The Karakul is characterised by its coloured fleece, caused by a dominant black gene. Most lambs with lustrous wavy curls are born coal black, with the face, ears, and legs usually showing smooth, sleek fur. The curls open and lose their pattern as the lamb grows, and the colour normally starts to turn brownish or bluish grey, becoming grayer with age. Other colours include a broad selection of shades; a wide range of shades include silver blues, greys, golden tans, reddish browns, white with flecks of other colours; silver blues, greys, golden tans, reddish browns, white with flecks of other colours, and sometimes pure white. A double cap, a fine down undercoat, is hidden by a coat of guard hair for many adults. The best have a fleece that’s as shiny as their coat of lamb. But in the fleece form of both coats, from “horse tail” coarse to silky smooth, there is a great variability. The Karakul produces a light, high-volume, powerful fibre fleece that is long and lustrous at its peak, usually without crimps. The fleece lacks a high fat content when considered long-stapled (average 6″ to 12″ per year). It gets spun quickly, with little planning. It produces a superior yam carpet, is also used for rugs and saddle blankets, wall-hangings and outer garments, and has an outstanding felting capacity. It is the wool that the art of felting has evolved from.

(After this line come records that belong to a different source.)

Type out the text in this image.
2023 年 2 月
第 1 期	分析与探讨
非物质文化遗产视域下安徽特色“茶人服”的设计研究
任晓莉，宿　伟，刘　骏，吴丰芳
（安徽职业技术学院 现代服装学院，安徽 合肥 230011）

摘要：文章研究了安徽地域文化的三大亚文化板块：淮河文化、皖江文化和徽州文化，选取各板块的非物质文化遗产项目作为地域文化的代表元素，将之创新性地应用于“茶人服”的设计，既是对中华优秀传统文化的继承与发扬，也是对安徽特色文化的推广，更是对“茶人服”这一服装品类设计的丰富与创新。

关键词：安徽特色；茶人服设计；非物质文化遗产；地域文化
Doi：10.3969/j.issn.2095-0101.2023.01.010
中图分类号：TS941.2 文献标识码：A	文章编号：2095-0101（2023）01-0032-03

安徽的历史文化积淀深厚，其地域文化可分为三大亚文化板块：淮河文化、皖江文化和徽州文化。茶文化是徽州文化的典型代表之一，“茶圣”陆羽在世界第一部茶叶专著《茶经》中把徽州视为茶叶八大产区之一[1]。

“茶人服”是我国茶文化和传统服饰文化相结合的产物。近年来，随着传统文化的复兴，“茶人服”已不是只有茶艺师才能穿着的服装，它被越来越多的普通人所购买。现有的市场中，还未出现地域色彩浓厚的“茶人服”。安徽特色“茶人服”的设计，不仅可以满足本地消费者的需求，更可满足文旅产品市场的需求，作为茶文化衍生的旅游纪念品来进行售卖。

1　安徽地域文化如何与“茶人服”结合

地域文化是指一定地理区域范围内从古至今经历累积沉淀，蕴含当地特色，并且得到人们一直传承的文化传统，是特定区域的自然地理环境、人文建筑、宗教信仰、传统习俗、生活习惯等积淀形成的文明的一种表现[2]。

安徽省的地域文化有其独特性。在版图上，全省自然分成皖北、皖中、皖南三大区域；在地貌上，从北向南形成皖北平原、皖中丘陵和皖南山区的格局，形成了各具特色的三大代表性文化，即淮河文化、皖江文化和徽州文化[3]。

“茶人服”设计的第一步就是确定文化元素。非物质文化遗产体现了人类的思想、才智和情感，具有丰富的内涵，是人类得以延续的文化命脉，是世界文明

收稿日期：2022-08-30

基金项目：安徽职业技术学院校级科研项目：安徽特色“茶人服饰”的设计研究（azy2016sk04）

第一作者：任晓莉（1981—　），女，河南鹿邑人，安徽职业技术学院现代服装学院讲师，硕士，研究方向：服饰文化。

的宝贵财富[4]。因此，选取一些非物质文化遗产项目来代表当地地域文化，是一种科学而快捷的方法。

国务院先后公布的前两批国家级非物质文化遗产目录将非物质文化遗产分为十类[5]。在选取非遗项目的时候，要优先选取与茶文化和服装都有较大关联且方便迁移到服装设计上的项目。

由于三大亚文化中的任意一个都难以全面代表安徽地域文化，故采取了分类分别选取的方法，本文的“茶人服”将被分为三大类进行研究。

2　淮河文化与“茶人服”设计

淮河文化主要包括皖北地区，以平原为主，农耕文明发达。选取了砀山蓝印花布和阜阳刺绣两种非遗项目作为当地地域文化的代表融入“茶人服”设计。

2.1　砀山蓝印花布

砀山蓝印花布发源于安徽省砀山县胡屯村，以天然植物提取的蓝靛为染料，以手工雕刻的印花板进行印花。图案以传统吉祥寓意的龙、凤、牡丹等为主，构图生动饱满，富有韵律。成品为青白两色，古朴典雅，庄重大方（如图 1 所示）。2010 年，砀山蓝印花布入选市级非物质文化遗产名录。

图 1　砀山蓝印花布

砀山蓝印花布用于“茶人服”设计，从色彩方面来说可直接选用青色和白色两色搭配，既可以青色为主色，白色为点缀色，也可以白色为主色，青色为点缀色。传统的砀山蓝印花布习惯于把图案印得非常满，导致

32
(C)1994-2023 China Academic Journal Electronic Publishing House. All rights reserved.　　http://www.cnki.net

The American List of Karakul Sheep
The Sheep List of the American Karakul is a roster of the U.S. Karakuls to the degree that the Karakul breeders endorse it. It has developed from the Karakul Fur Sheep Registry, founded in the 1930s, as an organisation and is now recognised as the national registry for the breed. It is open to all breeders of Karakuls standard. Its aims are to provide a recording service, to work in the Karakuls towards a high quality standard and to encourage and thereby conserve the breed in the U.S. In the United States, the Karakul is considered an endangered breed and will most likely remain so; it is estimated that the total population is 1300 animals. Large flocks, especially in Central Asia and South Africa, are still to be found outside the U.S. All existing U.S. stock is inherited from the initial import and government regulations prohibit the import of new bloodlines. The intention is to upgrade the current stock to a pure Karakul form with selective breeding.
Steps are already been taken to BAN prepping... especially stockpiling food right here in America.